Hans-Guido Wendel, MD

Researcher Spotlight

Researcher Spotlight: Hans-Guido Wendel, MD

Memorial Sloan Kettering Cancer Center

 

Translational research transforms scientific discoveries that occur in the laboratory into new treatments for lymphoma and other types of cancer. This important step in the search for new therapies for lymphoma is a priority for Dr. Hans-Guido Wendel, a Lymphoma Research Foundation (LRF) grantee and Associate Member of the Sloan-Kettering Cancer Center’s Cancer Biology and Genetics Department.

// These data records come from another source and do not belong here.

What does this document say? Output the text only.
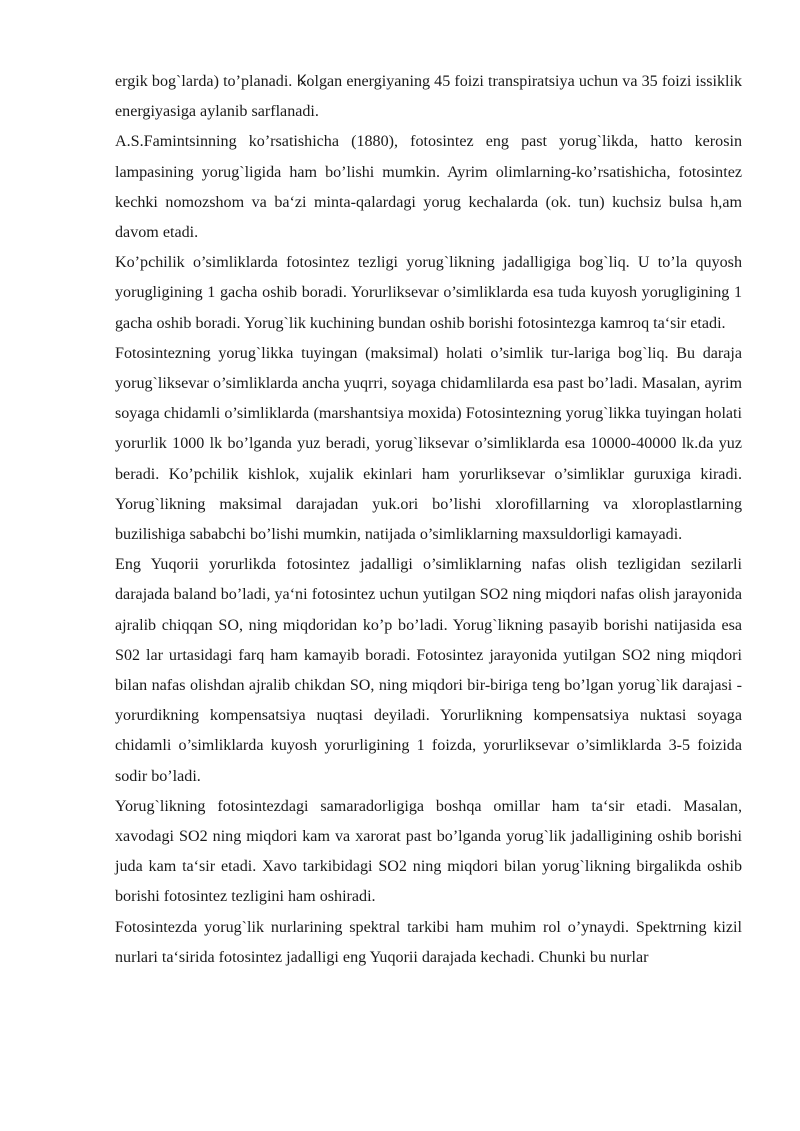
ergik bog`larda) to’planadi. Ꝃolgan energiyaning 45 foizi transpiratsiya uchun va 35 foizi issiklik energiyasiga aylanib sarflanadi.

A.S.Famintsinning ko’rsatishicha (1880), fotosintez eng past yorug`likda, hatto kerosin lampasining yorug`ligida ham bo’lishi mumkin. Ayrim olimlarning-ko’rsatishicha, fotosintez kechki nomozshom va ba‘zi minta-qalardagi yorug kechalarda (ok. tun) kuchsiz bulsa h,am davom etadi.

Ko’pchilik o’simliklarda fotosintez tezligi yorug`likning jadalligiga bog`liq. U to’la quyosh yorugligining 1 gacha oshib boradi. Yorurliksevar o’simliklarda esa tuda kuyosh yorugligining 1 gacha oshib boradi. Yorug`lik kuchining bundan oshib borishi fotosintezga kamroq ta‘sir etadi.

Fotosintezning yorug`likka tuyingan (maksimal) holati o’simlik tur-lariga bog`liq. Bu daraja yorug`liksevar o’simliklarda ancha yuqrri, soyaga chidamlilarda esa past bo’ladi. Masalan, ayrim soyaga chidamli o’simliklarda (marshantsiya moxida) Fotosintezning yorug`likka tuyingan holati yorurlik 1000 lk bo’lganda yuz beradi, yorug`liksevar o’simliklarda esa 10000-40000 lk.da yuz beradi. Ko’pchilik kishlok, xujalik ekinlari ham yorurliksevar o’simliklar guruxiga kiradi. Yorug`likning maksimal darajadan yuk.ori bo’lishi xlorofillarning va xloroplastlarning buzilishiga sababchi bo’lishi mumkin, natijada o’simliklarning maxsuldorligi kamayadi.

Eng Yuqorii yorurlikda fotosintez jadalligi o’simliklarning nafas olish tezligidan sezilarli darajada baland bo’ladi, ya‘ni fotosintez uchun yutilgan SO2 ning miqdori nafas olish jarayonida ajralib chiqqan SO, ning miqdoridan ko’p bo’ladi. Yorug`likning pasayib borishi natijasida esa S02 lar urtasidagi farq ham kamayib boradi. Fotosintez jarayonida yutilgan SO2 ning miqdori bilan nafas olishdan ajralib chikdan SO, ning miqdori bir-biriga teng bo’lgan yorug`lik darajasi - yorurdikning kompensatsiya nuqtasi deyiladi. Yorurlikning kompensatsiya nuktasi soyaga chidamli o’simliklarda kuyosh yorurligining 1 foizda, yorurliksevar o’simliklarda 3-5 foizida sodir bo’ladi.

Yorug`likning fotosintezdagi samaradorligiga boshqa omillar ham ta‘sir etadi. Masalan, xavodagi SO2 ning miqdori kam va xarorat past bo’lganda yorug`lik jadalligining oshib borishi juda kam ta‘sir etadi. Xavo tarkibidagi SO2 ning miqdori bilan yorug`likning birgalikda oshib borishi fotosintez tezligini ham oshiradi.

Fotosintezda yorug`lik nurlarining spektral tarkibi ham muhim rol o’ynaydi. Spektrning kizil nurlari ta‘sirida fotosintez jadalligi eng Yuqorii darajada kechadi. Chunki bu nurlar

Dr. Wendel and his collaborators are focusing their efforts on follicular lymphoma (FL), specifically a surface receptor protein called EPHA7. In normal B-cells in the human immune system, EPHA7 helps control the growth of neighboring B-cells. In laboratory research, Dr. Wendel and his team determined that EPHA7 was inactivated in lymphoma B-cells, allowing the cancer cells to grow uncontrollably. The researchers hypothesized that if they could reintroduce EPHA7 to those lymphoma cells it would help stop the progression of the disease. “The ‘trick’ we used was to tag EPHA7 on to an antibody that recognizes B-lymphoma cells,” Dr. Wendel explains. “In this manner the protein is delivered to the lymphomas and can restore growth control.” To continue the development of this novel treatment, LRF awarded Dr. Wendel with a three-year Follicular Lymphoma Pathways Grant.

Dr. Wendel’s LRF-funded research is currently focused on FL, a subtype where roughly 70 percent of tumors show EPHA7 inactivation, making a therapy targeted at reactivated the protein potentially effective for a majority of patients. Additional research by Dr. Wendel’s team found EPHA7 inactivation is even more common in aggressive diffuse large B-cell and Burkitt’s lymphomas, suggesting a potential use for this therapy across several more subtypes of lymphoma. Dr. Wendel notes that translating this discovery to the clinic, though “clearly an important phase of the research,” is the type of research not well funded at the federal level. “Therefore, LRF funding is absolutely essential to push new ideas like this from the lab towards the clinic.” Moreover, Dr. Wendel adds, LRF funding has allowed him to recruit new scientists to study the genetics of lymphoma and potential new therapies by providing the resources to hire them in his lab.

Dr. Wendel’s background and training have prepared him for this important work: he completed his medical residency at the Medical School of the Technical University of Aachen in his native Germany, before completing fellowships at Memorial Sloan-Kettering and Cold Spring Harbor Laboratory. While training in Germany, where many of his patients had been diagnosed with lymphoma, he says he was “struck by the limited options – essentially only chemotherapy – I had for these patients. On the other hand, we were beginning to learn much about the causes of lymphoma. I felt there was an exciting opportunity to develop new cancer therapies – and that is what we are doing now.”

Dr. Wendel advises patients recently diagnosed with lymphoma to seek an opinion from a cancer center that is also actively engaged in research, as “this will ensure you have considered all the therapeutic options.” He notes some of the “major breakthroughs” in the field since the beginning of his career are dramatically changing the treatment options for lymphoma, including rituximab (the antibody Dr. Wendel’s team uses to deliver EPHA7), new kinase inhibitors, immunotherapies, and engineered T-cells. “From the days of chemo-only we can now envision the chemo-free therapy of lymphoma.”